Por: Diario Digital Castelo Branco/Lusa
O Centro Hospitalar da Cova da Beira (CHCB) informou que não vai encerrar serviços especializados pela passagem às 35 horas de trabalho e que procederá à estruturação eficiente dos recursos, estando já a contratar mais profissionais.
O Centro Hospitalar da Cova da Beira (CHCB) informou que não vai encerrar serviços especializados pela passagem às 35 horas de trabalho e que procederá à estruturação eficiente dos recursos, estando já a contratar mais profissionais.
"Importa referir que, no CHCB, não haverá qualquer encerramento ou perda de serviços especializados, mas sim a estruturação eficiente dos recursos disponíveis atenta a procura expressa, não advindo daí qualquer alteração ou prejuízo para o tratamento e acompanhamento dos doentes internados afetos a essas mesmas especialidades", é referido em nota de imprensa enviada à agência Lusa.

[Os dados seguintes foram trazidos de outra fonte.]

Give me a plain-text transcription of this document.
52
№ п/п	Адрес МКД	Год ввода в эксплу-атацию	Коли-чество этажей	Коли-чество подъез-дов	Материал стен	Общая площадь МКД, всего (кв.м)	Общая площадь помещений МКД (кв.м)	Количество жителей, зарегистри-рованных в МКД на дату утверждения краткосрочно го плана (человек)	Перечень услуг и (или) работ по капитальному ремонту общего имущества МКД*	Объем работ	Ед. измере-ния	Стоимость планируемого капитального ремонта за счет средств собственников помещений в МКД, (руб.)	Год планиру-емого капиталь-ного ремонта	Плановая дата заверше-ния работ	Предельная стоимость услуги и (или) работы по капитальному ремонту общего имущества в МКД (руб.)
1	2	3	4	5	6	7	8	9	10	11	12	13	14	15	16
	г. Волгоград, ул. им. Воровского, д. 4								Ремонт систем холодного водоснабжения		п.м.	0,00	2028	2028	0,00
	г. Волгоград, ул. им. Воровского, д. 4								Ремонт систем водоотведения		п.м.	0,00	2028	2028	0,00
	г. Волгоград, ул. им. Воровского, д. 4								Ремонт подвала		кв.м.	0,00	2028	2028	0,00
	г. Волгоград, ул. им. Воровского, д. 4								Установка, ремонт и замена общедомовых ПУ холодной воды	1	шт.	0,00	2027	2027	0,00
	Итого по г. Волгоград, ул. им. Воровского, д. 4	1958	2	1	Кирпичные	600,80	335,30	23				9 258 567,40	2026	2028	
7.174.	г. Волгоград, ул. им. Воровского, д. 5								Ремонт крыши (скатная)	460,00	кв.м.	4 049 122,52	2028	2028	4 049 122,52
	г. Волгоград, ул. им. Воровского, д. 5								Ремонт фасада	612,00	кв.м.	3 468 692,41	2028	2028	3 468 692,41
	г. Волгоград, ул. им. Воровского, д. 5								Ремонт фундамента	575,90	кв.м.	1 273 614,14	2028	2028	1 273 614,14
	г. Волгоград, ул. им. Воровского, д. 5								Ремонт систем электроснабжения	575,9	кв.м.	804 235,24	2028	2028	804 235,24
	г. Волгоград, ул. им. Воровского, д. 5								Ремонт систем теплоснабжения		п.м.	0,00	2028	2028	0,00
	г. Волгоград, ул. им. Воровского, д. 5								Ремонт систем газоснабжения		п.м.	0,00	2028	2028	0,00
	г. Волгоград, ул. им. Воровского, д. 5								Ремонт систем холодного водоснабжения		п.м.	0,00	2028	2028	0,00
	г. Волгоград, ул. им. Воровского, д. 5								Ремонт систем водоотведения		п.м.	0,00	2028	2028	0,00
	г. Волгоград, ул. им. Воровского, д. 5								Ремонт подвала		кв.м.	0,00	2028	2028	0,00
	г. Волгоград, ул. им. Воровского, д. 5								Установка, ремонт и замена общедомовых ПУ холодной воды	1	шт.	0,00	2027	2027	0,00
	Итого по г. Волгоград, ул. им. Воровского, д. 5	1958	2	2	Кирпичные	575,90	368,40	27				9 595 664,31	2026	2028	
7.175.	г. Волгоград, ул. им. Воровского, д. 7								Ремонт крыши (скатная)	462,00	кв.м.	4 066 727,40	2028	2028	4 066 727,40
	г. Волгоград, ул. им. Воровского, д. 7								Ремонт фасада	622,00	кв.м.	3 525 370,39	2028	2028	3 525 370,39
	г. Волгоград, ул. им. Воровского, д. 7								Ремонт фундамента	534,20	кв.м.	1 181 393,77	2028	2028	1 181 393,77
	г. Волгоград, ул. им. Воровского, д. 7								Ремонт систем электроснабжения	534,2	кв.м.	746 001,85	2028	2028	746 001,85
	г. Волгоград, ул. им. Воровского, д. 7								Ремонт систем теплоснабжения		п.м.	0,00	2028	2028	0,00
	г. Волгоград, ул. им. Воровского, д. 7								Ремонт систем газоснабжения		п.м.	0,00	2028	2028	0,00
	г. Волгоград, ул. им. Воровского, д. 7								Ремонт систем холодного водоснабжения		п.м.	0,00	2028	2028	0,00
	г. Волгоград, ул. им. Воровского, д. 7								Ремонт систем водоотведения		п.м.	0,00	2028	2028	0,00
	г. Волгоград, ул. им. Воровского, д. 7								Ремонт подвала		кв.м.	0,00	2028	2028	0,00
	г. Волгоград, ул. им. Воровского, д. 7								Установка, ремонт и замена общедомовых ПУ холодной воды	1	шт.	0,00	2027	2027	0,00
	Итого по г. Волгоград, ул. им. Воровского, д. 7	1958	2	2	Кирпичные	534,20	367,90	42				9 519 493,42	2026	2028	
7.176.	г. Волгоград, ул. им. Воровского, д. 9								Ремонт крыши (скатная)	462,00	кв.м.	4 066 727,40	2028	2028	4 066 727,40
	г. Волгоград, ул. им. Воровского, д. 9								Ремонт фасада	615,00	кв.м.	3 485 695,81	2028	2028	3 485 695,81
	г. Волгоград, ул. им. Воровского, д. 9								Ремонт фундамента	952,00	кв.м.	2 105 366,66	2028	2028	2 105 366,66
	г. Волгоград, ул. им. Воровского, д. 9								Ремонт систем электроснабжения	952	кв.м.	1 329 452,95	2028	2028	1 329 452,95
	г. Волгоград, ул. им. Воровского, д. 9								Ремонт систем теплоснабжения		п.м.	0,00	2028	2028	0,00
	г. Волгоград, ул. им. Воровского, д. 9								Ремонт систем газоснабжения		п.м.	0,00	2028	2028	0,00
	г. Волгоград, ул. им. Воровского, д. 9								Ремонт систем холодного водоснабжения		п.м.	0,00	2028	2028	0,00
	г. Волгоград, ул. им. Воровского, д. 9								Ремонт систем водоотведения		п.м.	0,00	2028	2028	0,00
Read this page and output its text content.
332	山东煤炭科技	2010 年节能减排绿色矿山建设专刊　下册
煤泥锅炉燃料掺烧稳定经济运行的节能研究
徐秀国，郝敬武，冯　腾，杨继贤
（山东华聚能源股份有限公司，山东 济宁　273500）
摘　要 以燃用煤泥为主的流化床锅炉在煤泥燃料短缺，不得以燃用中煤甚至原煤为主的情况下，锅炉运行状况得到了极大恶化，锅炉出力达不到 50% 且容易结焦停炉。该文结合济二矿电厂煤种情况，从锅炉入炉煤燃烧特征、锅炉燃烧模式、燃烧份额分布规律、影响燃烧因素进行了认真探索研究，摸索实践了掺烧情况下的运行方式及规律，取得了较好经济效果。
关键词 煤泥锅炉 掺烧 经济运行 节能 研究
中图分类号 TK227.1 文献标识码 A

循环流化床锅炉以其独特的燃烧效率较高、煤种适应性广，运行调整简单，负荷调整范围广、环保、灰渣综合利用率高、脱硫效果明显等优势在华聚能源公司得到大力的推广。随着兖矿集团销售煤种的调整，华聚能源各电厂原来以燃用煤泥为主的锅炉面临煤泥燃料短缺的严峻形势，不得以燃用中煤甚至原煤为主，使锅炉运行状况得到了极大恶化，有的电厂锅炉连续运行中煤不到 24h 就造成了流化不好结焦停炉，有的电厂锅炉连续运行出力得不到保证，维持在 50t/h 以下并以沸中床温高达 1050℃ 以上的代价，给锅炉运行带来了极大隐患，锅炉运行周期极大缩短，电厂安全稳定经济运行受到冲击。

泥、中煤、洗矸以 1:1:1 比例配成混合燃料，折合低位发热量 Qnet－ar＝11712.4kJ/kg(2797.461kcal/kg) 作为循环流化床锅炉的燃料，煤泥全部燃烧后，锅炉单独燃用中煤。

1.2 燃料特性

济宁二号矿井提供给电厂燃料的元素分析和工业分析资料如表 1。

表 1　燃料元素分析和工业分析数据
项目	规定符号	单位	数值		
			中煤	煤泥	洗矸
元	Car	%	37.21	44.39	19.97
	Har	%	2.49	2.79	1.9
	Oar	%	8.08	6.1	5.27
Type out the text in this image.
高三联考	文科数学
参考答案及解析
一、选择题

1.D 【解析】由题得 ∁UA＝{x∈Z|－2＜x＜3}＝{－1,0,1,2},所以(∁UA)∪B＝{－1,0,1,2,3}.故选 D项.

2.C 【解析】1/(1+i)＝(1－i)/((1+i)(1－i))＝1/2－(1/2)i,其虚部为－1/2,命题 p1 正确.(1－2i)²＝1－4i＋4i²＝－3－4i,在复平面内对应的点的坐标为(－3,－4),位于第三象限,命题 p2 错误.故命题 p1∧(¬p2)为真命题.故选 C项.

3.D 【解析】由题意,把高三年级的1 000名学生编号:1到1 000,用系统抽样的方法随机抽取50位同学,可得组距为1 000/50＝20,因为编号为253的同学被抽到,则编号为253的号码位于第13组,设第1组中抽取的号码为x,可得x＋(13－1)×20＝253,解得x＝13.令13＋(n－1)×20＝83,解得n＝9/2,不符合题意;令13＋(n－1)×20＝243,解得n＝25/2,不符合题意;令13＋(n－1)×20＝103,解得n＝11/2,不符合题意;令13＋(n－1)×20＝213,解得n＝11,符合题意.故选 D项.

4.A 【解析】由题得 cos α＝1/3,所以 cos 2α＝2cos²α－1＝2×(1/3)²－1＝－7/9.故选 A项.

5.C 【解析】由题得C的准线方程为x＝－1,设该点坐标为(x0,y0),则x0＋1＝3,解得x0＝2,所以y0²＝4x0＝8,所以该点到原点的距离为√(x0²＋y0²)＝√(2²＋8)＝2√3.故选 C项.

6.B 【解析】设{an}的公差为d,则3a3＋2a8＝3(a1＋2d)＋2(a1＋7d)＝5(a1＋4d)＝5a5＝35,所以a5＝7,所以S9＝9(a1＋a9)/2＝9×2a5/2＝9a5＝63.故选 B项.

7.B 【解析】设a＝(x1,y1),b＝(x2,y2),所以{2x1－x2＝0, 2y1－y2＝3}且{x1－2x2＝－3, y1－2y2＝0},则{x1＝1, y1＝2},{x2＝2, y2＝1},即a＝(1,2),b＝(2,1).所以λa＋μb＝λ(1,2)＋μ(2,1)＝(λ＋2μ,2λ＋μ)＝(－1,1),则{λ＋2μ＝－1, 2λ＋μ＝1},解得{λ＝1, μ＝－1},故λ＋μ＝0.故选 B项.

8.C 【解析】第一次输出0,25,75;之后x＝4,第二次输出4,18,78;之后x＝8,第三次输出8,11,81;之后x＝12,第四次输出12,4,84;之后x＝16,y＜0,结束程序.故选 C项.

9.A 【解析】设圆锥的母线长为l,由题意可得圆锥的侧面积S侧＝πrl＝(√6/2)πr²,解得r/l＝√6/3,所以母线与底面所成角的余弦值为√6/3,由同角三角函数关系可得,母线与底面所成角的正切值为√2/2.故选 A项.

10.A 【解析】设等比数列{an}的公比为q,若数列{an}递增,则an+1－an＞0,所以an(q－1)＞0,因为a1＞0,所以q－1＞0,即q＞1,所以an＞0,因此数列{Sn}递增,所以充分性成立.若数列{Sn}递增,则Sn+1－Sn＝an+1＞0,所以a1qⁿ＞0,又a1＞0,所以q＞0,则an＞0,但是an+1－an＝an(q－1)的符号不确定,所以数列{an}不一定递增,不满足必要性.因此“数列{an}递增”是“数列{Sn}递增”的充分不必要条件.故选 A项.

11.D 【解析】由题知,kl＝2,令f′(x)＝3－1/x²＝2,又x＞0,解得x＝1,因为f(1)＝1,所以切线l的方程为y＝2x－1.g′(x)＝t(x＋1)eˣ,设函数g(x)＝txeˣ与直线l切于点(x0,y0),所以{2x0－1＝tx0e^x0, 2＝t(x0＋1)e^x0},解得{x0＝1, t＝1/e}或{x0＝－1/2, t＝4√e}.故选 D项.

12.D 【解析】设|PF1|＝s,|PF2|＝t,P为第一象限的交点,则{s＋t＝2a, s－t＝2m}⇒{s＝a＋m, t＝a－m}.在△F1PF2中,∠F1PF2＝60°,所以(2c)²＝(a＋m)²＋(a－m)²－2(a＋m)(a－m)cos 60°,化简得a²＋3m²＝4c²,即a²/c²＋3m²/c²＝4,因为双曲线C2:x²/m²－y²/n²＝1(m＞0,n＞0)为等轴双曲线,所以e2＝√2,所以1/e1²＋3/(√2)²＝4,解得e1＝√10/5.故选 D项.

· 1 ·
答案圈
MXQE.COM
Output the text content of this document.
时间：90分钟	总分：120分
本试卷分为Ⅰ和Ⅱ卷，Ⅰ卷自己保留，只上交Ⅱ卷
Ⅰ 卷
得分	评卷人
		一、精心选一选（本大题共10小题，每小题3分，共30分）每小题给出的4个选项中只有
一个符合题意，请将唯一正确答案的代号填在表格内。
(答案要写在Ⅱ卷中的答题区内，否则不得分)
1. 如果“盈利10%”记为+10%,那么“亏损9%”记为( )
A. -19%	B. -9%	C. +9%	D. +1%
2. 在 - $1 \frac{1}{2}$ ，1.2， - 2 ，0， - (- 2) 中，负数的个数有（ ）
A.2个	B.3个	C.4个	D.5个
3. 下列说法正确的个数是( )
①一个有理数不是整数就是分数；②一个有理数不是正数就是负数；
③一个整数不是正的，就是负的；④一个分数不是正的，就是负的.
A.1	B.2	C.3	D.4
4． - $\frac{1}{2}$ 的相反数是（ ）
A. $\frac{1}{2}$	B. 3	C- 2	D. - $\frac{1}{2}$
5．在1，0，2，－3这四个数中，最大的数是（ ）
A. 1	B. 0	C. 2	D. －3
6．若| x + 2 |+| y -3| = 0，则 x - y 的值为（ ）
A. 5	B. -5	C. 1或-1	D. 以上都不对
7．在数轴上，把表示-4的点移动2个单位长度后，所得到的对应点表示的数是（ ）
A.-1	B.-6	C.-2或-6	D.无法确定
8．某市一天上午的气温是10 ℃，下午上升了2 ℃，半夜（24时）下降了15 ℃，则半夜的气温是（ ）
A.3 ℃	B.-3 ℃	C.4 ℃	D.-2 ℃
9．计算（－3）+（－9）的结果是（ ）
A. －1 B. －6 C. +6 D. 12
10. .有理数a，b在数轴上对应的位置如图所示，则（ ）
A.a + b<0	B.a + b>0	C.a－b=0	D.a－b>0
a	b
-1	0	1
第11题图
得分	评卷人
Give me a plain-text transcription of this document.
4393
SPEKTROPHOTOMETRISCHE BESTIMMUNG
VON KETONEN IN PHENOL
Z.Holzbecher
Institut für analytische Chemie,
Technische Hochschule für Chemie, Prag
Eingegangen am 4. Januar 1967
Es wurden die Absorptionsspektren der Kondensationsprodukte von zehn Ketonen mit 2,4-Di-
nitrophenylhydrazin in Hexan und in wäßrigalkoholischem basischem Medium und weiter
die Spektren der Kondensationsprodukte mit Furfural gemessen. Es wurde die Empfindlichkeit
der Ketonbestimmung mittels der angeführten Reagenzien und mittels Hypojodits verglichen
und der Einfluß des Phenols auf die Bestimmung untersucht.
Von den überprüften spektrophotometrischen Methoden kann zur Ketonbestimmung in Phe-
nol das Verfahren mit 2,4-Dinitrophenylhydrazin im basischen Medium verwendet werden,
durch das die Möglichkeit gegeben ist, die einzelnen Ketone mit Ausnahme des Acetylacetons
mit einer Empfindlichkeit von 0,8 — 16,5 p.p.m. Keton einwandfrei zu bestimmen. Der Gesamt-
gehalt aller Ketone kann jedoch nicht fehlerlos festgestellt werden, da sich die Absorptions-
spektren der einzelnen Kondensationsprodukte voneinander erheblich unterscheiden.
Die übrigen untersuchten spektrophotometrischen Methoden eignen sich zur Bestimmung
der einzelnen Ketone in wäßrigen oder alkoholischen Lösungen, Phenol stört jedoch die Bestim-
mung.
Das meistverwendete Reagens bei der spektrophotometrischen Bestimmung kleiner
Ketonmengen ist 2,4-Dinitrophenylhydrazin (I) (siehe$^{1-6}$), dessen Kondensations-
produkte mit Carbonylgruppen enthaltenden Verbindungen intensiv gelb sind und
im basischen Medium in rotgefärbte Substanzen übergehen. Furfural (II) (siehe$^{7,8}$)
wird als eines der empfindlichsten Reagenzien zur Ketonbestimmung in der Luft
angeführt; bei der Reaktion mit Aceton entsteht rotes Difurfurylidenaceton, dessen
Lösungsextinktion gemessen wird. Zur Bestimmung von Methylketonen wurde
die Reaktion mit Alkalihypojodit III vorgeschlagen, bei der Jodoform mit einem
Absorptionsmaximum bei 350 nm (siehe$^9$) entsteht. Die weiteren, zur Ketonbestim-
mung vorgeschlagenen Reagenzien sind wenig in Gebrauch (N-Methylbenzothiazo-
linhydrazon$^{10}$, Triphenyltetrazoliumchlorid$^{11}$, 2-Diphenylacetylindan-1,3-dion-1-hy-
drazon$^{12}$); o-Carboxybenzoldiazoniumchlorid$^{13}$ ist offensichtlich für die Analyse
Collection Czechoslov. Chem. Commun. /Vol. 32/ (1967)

Esta unidade de saúde, que integra os hospitais do Fundão e da Covilhã, no distrito de Castelo Branco, explica que na sequência da passagem às 35 horas de trabalho realizou uma "verificação e análise de todas as situações", tendo identificado a "necessidade de contratação de recursos humanos de várias classes profissionais afetadas", que reportou à tutela.
Segundo o comunicado, o CHCB já iniciou a contratação de pessoal, "designadamente enfermeiros, assistentes operacionais e TSDT [técnicos superiores de diagnóstico e terapêutica] em contrato de trabalho sem termo" e aguarda "autorização para encetar várias outras contratações, no mais breve espaço de tempo".
"Além do referido, acrescentar ainda que o CHCB, no âmbito da gestão organizacional dos seus recursos, procede desde sempre à reorganização dos serviços no sentido de manter a oferta de cuidados aos cidadãos com qualidade e segurança. Trata-se aliás de prática comum vinda a adotar sempre e quando a instituição é confrontada com desafios inesperados colocados por circunstâncias não previstas (por exemplo pandemias)", acrescenta a informação.
Na nota, é ainda deixada uma mensagem de confiança e destaca-se que o "natural impacto" da passagem às 35 horas também "está a ser minimizado com a habitual compreensão e elevado profissionalismo de todos os colaboradores".